I would never vote for any legislator who participates in social media but also blocks some constituents in social media merely because, “they do not wish to hear other sides of issues.” Add to this any legislator who does not wish to protect others by masking up in our current pandemic and calls the governor’s actions “bull crap.”
I also would never vote for any candidate who chooses not to publish a photo of themselves nor to answer questions put to them by the press. This is simply unacceptable.
This leaves me with only four candidates: Jeff Angelo, Parker Davidson, John Lotta and Rainy Rau. I must pick three.
I intend on voting for Angelo because of his extensive community outreach and his history of protecting human rights. I know (Angelo) to be a well-rounded individual not afraid to offer his opinion.
I intend on voting for Latta for his civil engagement in our community and desire to serve us all … and his experience “facilitating solutions to complicated problems in diverse team settings.”
Lastly, I intend on voting for Rau. She has long been involved in her community. “The point of public service should not be to further personal belief or possible gains but to see the community as it is heading and to serve as best you can to that end,” Rau said. Few candidates could make this statement honestly.
I believe this County Charter Review Board to be very important, and I do not think it wise to let other regional or national issues to take away from this election.

Mike Briggs,
Washougal

Former legislator’s views on masks ‘very helpful’

Liz Pike is really a helpful voice to have in the public debate on the best path forward to fully reopen our economy.  Public health officials be damned. What do they know anyway?

Liz is right: mandating masks is an infringement on her rights. As long as we’re rejecting the advice of public health experts, let’s reject the need for seat belts in cars and helmets on the high school football field. What is the state telling us freedom loving citizens how we need to live? Clearly sound public policy does not require any help from public health experts.

Liz can handle these questions all on her own. Thanks Liz. Keep it up.

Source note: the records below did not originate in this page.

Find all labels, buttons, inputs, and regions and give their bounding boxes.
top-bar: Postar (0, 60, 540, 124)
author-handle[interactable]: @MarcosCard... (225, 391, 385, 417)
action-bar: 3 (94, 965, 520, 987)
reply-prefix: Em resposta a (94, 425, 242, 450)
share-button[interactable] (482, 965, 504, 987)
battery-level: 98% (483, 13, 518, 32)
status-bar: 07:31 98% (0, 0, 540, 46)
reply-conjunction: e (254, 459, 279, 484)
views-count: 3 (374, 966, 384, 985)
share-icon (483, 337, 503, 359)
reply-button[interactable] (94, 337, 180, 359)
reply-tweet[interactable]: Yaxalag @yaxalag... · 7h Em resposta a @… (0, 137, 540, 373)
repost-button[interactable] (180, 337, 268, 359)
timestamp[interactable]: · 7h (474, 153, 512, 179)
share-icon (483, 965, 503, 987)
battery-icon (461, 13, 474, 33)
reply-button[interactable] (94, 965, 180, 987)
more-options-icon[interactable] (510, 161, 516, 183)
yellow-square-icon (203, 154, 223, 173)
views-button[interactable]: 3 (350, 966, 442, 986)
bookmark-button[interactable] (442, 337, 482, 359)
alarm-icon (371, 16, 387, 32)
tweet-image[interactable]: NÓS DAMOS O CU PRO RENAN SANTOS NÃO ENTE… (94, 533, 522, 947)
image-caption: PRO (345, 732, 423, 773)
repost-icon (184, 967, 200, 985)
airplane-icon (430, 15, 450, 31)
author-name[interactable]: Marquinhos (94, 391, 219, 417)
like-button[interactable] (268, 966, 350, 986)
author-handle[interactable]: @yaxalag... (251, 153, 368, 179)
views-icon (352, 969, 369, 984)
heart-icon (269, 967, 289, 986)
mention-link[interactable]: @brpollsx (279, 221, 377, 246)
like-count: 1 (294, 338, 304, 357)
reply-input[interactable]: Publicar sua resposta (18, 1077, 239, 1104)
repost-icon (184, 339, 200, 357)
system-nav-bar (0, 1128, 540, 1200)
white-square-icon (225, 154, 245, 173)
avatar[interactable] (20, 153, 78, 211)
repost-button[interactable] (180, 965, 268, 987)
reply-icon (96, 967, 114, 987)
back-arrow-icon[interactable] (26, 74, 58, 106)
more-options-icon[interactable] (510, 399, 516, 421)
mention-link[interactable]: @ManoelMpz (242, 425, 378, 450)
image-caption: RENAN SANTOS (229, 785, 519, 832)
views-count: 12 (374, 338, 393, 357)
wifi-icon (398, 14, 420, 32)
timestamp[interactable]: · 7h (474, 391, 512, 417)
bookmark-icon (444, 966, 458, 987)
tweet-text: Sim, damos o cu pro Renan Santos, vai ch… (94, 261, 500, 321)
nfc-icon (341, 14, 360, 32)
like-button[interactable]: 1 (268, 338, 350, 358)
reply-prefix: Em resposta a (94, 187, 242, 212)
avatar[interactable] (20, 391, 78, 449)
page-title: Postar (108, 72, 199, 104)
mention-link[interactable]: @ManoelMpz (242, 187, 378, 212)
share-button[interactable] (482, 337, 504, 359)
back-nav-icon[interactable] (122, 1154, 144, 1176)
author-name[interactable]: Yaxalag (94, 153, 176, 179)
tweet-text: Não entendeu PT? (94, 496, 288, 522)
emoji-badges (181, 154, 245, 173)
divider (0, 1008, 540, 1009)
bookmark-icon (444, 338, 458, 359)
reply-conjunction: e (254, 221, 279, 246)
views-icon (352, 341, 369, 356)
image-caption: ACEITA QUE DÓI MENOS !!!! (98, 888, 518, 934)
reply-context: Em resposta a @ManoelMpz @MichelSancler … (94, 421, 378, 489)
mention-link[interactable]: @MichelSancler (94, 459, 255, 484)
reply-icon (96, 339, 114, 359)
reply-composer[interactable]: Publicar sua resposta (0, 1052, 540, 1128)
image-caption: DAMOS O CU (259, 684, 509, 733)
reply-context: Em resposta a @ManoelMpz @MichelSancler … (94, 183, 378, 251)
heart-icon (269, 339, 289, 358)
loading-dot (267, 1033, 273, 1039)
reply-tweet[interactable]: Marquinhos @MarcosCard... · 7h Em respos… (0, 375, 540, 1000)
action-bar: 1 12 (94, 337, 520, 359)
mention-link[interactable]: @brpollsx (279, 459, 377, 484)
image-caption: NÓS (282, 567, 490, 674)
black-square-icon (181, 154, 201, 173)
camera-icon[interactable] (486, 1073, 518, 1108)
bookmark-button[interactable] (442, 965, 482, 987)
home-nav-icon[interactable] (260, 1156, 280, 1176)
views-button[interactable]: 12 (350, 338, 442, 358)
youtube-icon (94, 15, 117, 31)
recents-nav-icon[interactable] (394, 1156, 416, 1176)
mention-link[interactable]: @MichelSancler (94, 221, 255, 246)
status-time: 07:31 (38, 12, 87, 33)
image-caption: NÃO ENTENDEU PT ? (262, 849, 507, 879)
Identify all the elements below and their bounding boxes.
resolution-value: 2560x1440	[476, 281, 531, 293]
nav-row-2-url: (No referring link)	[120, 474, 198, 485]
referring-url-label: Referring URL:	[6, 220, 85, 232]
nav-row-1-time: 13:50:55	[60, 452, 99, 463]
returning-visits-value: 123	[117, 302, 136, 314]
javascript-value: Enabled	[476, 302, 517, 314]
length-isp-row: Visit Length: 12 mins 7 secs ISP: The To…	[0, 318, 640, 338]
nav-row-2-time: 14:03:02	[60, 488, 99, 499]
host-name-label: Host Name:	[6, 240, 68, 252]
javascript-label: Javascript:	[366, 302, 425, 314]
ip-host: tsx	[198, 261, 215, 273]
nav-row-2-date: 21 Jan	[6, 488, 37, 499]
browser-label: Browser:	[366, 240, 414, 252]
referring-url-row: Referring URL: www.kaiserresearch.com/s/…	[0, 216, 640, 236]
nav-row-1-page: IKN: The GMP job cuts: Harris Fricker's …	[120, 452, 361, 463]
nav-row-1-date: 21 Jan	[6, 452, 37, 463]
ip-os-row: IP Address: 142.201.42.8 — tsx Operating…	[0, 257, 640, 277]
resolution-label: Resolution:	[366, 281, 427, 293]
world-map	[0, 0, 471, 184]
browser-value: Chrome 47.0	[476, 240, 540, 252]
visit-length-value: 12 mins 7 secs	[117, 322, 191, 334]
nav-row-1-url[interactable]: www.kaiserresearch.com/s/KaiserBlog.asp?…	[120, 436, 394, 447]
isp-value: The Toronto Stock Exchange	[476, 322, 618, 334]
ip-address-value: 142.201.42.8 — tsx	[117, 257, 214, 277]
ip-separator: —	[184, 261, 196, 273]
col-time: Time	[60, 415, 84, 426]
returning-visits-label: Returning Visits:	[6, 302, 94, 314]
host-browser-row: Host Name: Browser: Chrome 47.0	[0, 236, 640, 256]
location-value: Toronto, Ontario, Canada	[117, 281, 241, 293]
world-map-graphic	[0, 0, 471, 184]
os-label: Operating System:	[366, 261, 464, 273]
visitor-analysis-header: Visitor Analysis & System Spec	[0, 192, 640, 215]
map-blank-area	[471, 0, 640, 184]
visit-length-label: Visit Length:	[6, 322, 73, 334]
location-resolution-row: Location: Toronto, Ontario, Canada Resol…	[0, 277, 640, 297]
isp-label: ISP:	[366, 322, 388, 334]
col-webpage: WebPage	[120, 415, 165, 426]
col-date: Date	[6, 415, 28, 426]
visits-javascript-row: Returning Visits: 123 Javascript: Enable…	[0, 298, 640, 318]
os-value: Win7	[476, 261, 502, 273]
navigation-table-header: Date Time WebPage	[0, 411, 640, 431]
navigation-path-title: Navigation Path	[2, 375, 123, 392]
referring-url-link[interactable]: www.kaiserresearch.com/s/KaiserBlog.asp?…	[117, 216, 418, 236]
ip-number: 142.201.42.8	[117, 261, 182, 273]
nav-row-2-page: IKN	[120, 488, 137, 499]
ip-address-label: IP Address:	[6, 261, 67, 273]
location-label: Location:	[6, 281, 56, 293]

Really helpful.

Richard C. Locke,
Washougal

 

Councilwoman incorrect on mask assumptions

In the July 2, 2020 edition of the Post-Record, Camas City Councilwoman Shannon Roberts is quoted as saying “Cloth masks don’t allow the carbon dioxide to escape the mask before you take another breath.” 

That statement is incorrect. Carbon dioxide goes through a cloth mask just as easily as oxygen does. 

An oxygen molecule has two atoms and a carbon dioxide molecule has three atoms. Both molecules are linear and both have oxygen atoms at each end; carbon dioxide has a carbon atom in the middle. The carbon atom is a tiny bit larger (77 picometers) than an oxygen atom (66 picometers). 

Therefore, they are very similar molecules, both are exceedingly tiny, and have a very similar ability to go through cloth masks. 

According to scientists at the University of Texas, the coronavirus has roughly 200 million atoms. A well-functioning mask will let the much smaller oxygen and carbon dioxide molecules through the gaps between its cloth fibers and capture the much larger coronavirus. 

Bruce Stanton (retired chemistry teacher),

Washougal

 

Longtime Camas resident wonders why city council ignores pleas to ban fireworks

I appeared before the Camas City Council to speak about the damage of flying rockets, along with other Camas citizens protesting the noisy and dangerous fireworks.  The Council ignored our pleas to end the types of damaging fireworks.  

One year, the rockets caught my Alberta Spruce tree on fire. For each year, I have to remove the flying rocket pieces and stems from my roof. I had burned spots on my roof.  I have a new roof and, each year, need to be ready with the hose to prevent fires.  

A forest is nearby, and the rockets can possibly catch it on fire.  One flying rocket landed on the hood of my neighbor’s pickup truck, doing damage. 

Why does Camas allow flying rockets to go into other people’s property? What celebration is that for the Fourth of July for a couple of days? It happens, and the Council is obviously bent upon the notions of the people who make money off of selling fireworks.  

The Council did not hear the cries of the citizens who protested the flying fireworks, only the persons selling the fireworks.